Table 6: Enterprise Value (“EV”) and TTM EBITDA figures in $ Millions. Source: company 10-Q, 10-K, 8-K filings and author estimates.

Note that BPL, EPD, KMI, MMP and SPH are not burdened by general partner incentive distribution rights (“IDRs”) that siphon off a significant portion of cash available for distribution to limited partners (typically 48%). Hence multiples of MLPs without IDRs can be expected to be much higher (see Table 4, column 5). In order to make the multiples somewhat more comparable, I added column 6, a second EV/EBITDA column. I derived this column by subtracting IDR payments from EBITDA for the TTM period. Other approaches can also be used to adjust for the IDRs of the relevant MLPs.

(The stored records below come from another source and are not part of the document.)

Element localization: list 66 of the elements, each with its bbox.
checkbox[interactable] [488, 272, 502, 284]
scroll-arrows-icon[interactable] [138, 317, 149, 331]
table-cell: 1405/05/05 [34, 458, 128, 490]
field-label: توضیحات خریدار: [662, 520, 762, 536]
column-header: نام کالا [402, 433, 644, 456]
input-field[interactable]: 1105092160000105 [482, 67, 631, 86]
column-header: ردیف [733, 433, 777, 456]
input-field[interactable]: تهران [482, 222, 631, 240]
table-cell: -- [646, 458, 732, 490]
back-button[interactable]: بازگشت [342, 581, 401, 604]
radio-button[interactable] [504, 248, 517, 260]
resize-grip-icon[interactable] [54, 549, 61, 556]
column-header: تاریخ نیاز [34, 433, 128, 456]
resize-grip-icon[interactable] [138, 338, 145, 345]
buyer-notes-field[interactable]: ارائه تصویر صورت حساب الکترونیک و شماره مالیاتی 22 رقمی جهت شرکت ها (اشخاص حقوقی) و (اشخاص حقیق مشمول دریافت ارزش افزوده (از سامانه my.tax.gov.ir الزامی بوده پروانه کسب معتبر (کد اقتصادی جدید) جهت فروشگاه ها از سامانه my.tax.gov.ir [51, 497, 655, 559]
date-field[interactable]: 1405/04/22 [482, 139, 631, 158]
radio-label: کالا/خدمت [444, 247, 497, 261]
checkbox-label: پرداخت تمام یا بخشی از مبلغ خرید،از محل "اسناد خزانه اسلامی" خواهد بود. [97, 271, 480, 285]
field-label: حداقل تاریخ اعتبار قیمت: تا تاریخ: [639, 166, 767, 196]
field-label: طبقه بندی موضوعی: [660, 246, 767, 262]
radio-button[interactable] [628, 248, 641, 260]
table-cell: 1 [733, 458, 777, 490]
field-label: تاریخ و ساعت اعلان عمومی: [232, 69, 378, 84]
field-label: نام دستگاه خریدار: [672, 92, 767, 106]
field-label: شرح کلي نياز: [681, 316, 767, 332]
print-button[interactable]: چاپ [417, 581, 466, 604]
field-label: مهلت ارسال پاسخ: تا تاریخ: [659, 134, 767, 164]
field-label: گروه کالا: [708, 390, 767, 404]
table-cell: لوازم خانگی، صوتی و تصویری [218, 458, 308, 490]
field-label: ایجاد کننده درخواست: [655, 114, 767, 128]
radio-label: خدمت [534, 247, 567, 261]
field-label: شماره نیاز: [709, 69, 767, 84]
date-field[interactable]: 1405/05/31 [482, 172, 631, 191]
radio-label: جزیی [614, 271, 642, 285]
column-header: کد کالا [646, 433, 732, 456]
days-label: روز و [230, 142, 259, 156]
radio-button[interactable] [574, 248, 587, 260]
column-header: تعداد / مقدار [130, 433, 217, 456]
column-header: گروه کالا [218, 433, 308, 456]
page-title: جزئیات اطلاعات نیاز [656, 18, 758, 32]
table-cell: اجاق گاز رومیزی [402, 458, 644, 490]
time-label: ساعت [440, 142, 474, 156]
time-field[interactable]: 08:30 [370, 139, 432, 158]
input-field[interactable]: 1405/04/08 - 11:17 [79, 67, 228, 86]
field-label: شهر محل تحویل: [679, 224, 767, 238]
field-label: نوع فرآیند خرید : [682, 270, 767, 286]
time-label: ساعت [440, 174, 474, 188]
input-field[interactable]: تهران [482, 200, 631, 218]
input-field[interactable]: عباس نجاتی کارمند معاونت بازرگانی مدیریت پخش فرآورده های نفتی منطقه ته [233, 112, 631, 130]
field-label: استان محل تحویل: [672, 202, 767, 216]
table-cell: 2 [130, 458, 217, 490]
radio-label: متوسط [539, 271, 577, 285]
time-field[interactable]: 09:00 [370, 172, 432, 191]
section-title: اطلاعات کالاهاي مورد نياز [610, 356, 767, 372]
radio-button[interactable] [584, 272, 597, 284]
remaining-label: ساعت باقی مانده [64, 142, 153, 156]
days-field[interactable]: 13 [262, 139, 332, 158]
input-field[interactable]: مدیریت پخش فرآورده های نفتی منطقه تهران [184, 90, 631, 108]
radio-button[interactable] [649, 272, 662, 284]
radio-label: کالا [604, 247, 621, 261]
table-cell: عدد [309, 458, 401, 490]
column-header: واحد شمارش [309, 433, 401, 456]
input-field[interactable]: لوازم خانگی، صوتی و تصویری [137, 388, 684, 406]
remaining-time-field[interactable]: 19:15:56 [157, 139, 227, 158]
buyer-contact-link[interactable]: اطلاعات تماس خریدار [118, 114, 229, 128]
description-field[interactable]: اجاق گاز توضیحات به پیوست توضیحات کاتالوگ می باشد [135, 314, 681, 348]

Even after adjusting for IDRs, the gap between MMP’s multiple and that of some of the other MLPs remains substantial and MMP appears pricey when measured solely by that metric. On the other hand, MMP has a disciplined management with an outstanding track record, superior distribution coverage, lower leverage, an ability to generate significant excess cash from operations, and good growth prospects.

On top of that, MMP should receive top marks for minimizing limited partner dilution. In over four years (since 3Q 2010), MMP has not issued additional partnership units (excluding units issued in connection with compensation arrangements), a significant accomplishment and rare achievement in the MLP universe. Nor does management anticipate needing to issue units in the foreseeable future. This is all the more impressive given that MMP has kept its leverage much lower than most MLPs (currently 3x Adjusted EBITDA on a TTM basis). Another impressive performance metric is MMP’s net income per unit. Unusual for an MLP, it exceeded distributions per unit year-to-date in 2015, as well as in 2014 and in 2013. Not only that, it did so by a wide margin.

Given these factors, I would favor MMP for investors looking to increase their exposure midstream energy MLPs.